I wrote this up in my journal as a bad trade. After taking two losses in a row and screwing up the EUR/USD trade, I should have been waiting for an A-quality setup.
This was a rubbish trade. I need to eliminate these from my trading.
This was a B-grade setup according to my rules but it still has a half-decent chance of success, so I went for it.
Price was heavily bearish and had come close to a major support level but had not tested it properly yet, so I was hoping that price would roll over below 126.000 for a re-test of that zone.
Unfortunately price did eventually blow right through that zone the next day, but not before stopping me out and consolidating first.
This was a great trade to end the week on.
I took this early on Friday morning after beginning my analysis and being surprised to see that USD/CAD had reversed its down-trend on the lower timeframes.
I had a valid setup that had occurred earlier that morning with a flag pattern beginning to form, wedging into a key previous resistance level that price had managed to blow through.
Anticipating that previous resistance might act as support, I took the trade. The flag pattern eventually broke out to the upside but with extremely weak momentum.
It wasn’t until much later in the day that this trade hit my profit target, and I was actually surprised that it won. When price got back below the 50-EMA I began to worry.
But I knew I had to step my game up after taking a few bad trades this week, so I ignored my charts and let the trade play out. Fortunately the markets gave me a break after 4 losses in a row.

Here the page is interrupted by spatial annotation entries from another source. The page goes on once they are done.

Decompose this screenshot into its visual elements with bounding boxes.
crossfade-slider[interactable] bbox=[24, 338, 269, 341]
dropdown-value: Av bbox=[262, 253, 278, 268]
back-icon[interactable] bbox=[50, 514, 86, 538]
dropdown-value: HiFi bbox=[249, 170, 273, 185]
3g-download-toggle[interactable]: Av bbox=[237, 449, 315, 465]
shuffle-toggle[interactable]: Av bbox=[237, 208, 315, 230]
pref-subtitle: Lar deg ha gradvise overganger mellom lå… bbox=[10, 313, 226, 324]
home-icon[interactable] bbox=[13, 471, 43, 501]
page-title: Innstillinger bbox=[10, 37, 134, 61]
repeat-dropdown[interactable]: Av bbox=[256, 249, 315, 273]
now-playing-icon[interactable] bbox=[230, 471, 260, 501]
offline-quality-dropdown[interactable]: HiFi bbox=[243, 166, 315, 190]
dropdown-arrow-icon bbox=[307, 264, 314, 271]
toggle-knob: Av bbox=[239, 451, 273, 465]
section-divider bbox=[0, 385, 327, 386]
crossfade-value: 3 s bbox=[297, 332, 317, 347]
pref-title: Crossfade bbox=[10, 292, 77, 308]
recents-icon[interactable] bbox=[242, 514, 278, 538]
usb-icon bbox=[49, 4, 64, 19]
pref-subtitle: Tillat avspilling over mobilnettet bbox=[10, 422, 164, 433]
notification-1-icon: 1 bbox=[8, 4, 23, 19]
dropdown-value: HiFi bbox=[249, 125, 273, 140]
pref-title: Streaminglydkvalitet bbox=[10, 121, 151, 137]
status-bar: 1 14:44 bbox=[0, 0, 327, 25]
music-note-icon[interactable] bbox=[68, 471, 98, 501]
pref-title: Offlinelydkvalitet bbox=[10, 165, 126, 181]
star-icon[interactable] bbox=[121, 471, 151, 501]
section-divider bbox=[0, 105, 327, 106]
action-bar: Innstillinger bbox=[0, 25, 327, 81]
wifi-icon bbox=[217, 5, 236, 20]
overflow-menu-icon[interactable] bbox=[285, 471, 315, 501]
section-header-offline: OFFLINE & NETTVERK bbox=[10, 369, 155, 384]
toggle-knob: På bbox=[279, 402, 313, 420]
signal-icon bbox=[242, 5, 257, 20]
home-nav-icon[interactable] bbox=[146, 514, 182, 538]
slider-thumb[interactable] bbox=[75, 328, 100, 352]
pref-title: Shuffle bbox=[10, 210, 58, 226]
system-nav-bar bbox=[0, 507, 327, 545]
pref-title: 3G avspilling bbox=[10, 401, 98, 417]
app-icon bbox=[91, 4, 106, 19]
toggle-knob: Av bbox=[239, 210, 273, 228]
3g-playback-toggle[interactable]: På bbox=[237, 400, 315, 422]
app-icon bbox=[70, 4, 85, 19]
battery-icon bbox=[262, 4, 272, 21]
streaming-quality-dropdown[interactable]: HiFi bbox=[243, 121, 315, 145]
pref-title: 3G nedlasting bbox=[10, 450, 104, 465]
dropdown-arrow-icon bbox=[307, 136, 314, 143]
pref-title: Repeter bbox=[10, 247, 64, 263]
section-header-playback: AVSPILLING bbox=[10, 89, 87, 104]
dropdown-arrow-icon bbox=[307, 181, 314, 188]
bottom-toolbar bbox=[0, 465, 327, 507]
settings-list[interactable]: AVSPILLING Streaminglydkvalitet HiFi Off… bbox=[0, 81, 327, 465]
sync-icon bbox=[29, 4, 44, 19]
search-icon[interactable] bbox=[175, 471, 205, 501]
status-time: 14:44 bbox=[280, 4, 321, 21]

This was a good trade that I was happy to take risk on.
Price was technically in consolidation, but we had just broken and held below a key support level for this timeframe, indicating that price might want to head lower.
Combined with the fact that the S&P 500 was in correction mode (which typically means “risk-off” for the forex markets, and “risk-off” usually translates into “sell anything that isn’t the USD, and buy JPY”).
Unfortunately the market bounced around a bit before rolling over completely and so I only managed to come away with a 1:1 target on this trade.
My second position was stopped out for break-even, ending my week on a positive but fairly unimpressive note.
This was not my best week, but I managed to at least keep my cool and continue to execute despite wavering in my performance.
I am only human, so mistakes and setbacks are to be expected. And to be honest I have had a number of distractions in other areas of my life this week that I feel threw me off my game a little bit.
That is no excuse however, and I must make sure I put in the work to ensure that during times of high pressure I can still make the best decisions possible.
This means having a plan and a process for dealing with situations like the ones I encountered this week.
You can’t plan for everything, but for the things you can’t plan for, you can at least have a process in place for dealing with it.
That could be as simple as taking a few days off trading, lowering your position size or just doing what you can to limit the damage and then studying the event after the fact to improve your future response.
Trading is a focus sport. We are professional mind athletes, and even professional athletes have slumps. It’s what they do about those slumps that makes them professionals.
You can’t be on your A-game every week, and those weeks that you aren’t at your best can be treated as learning experiences which will propel you to the next level of self-awareness, and therefore, ability.
Good luck out there, and happy trading.
Next Week’s Goal:
Get out of my own way. Let my trades unfold as they do.